梶谷真司「邂逅の記録16:ハワイ大学との共同夏季比較思想セミナー報告(7)」
《比較から見えてくる新しい地平》
8月8日(水)
前日のエイムズ先生に応答するように、中島先生も今日から老荘思想を──ただし儒家思想との対比において──取り上げ始めた。すなわち、人間の性や情に依拠して倫理を語ろうとする儒家(孟子)に対して、そこから離れたところで語る倫理思想として。そこで言語、感情、規範(礼)、死など、儒家が重視し、努力によって変革ないし習得させようとするものを荘子は否定・拒絶し、存在のあり方全体を転換しようとする。この変化、「化」をどう理解するのか。儒家が特定の方向に向けて人間を変えていこうとするのに対して、荘子はどこに向かって人間を変えるとも言わない。そこに現れるのは倫理なき世界なのか、それともまったく異なる倫理の世界なのか。倫理的な言説は、とかく基礎づけに終始しがちで、物事の見方そのものを大きく変えたり広げたりしない。しかし荘子というユニークでラディカルな思想家の助けを借りて、新たな思考の可能性、倫理の可能性が開かれるかもしれない。そんなことを考えさせられる授業であった。
午後は石田先生の授業だったが、彼もまた老荘思想との関連で西田の思想を論じた。西田の純粋経験と『老子』の冒頭で言われる「道(Dao)」、エイムズ先生と中島先生が扱った『荘子』の「夢に胡蝶となる」における存在の転化を取り上げ、西田の純粋経験と共通する部分、相違する部分について議論した。さらには、真言宗の空海や臨済宗の沢庵宗彭における悟りの経験とも比較することで、純粋経験を様々な角度から捉えようとした。思うに、純粋経験のように、言語以前の状態を語ろうとすれば、それ自体と適切に表現するのは難しい。そういうときに「比較」という方法は、本質的に共通していることや、似て非なる部分を理解させてくれる。
8月9日(木)
午前中の私の授業では、いよいよ貝原益軒の『養生訓』を取り上げた。まず最初の一節、自分の命も体も自分のものではなく、父母のもの、天地のものだという基本思想について、それがシンプルでありながら、実際には非常に理解しにくいことを指摘した。とりわけ現代のように命そのものが重要視され、自分の体も命も何より自分のものであることが当たり前だと考える私たちにとって、このような養生思想を理解するがいかに難しいか、また翻って体や命を自分のものだと考えることはなぜなのかなどを議論した。そしてそこから、社会的使命を果たしたり、道徳的であることと養生がなぜ結び付くのかを皆で考えた。

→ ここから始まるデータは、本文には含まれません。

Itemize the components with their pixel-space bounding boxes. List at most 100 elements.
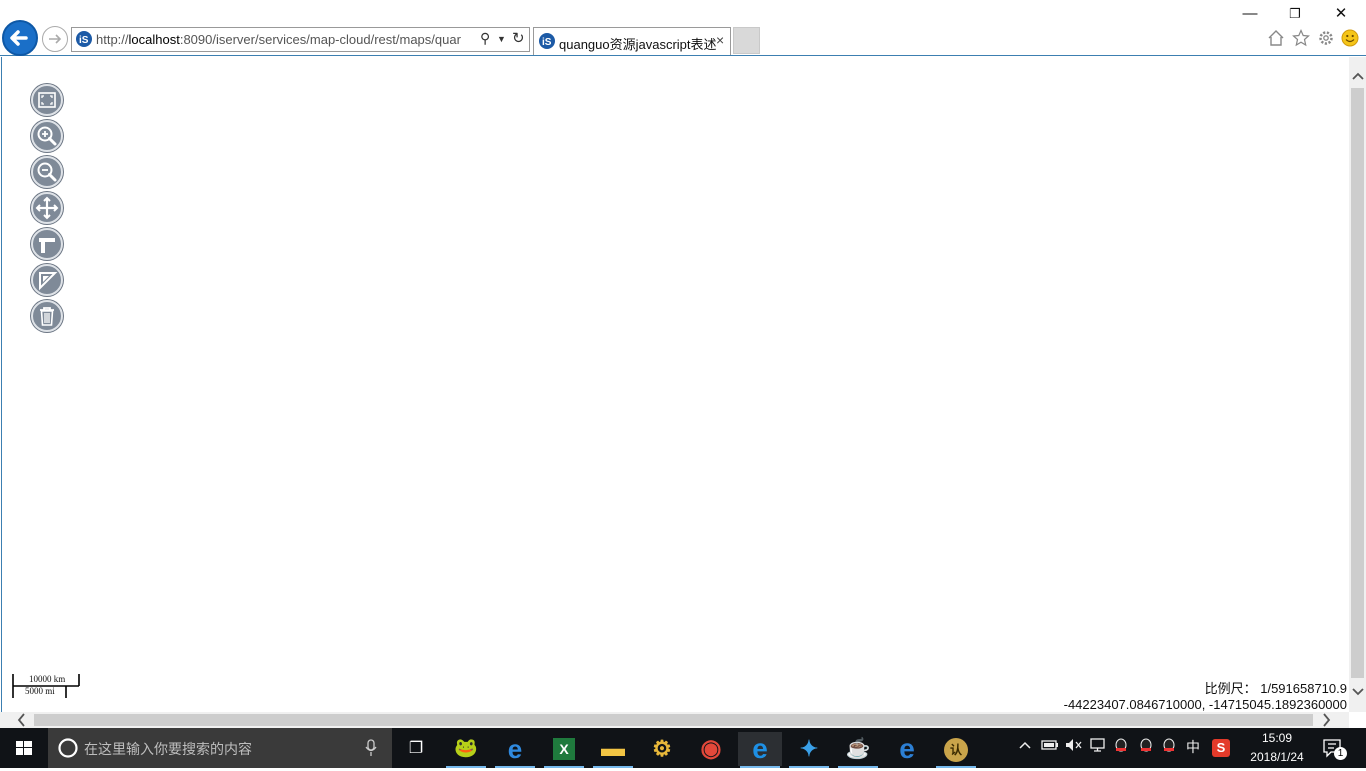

午後のエイムズ先生の授業では、荘子の言う「真人」が聖人や君子とどう違うのか、そこに天人感応がどう関わるのかについて考えた後、このセミナーで初のグループワークの発表があった。荘子の有名な「魚の楽しみ」の一節について桑子敏雄、彭鋒、中島先生、エイムズ先生、Chad Hansenの解釈をそれぞれのグループがまとめ、コメントをしたり、中島先生やエイムズ先生に質問をした。「魚の気持ちは分かるか」という単純と言えば単純な問題だが、解釈のヴァリエーションの広さに興味をひかれた。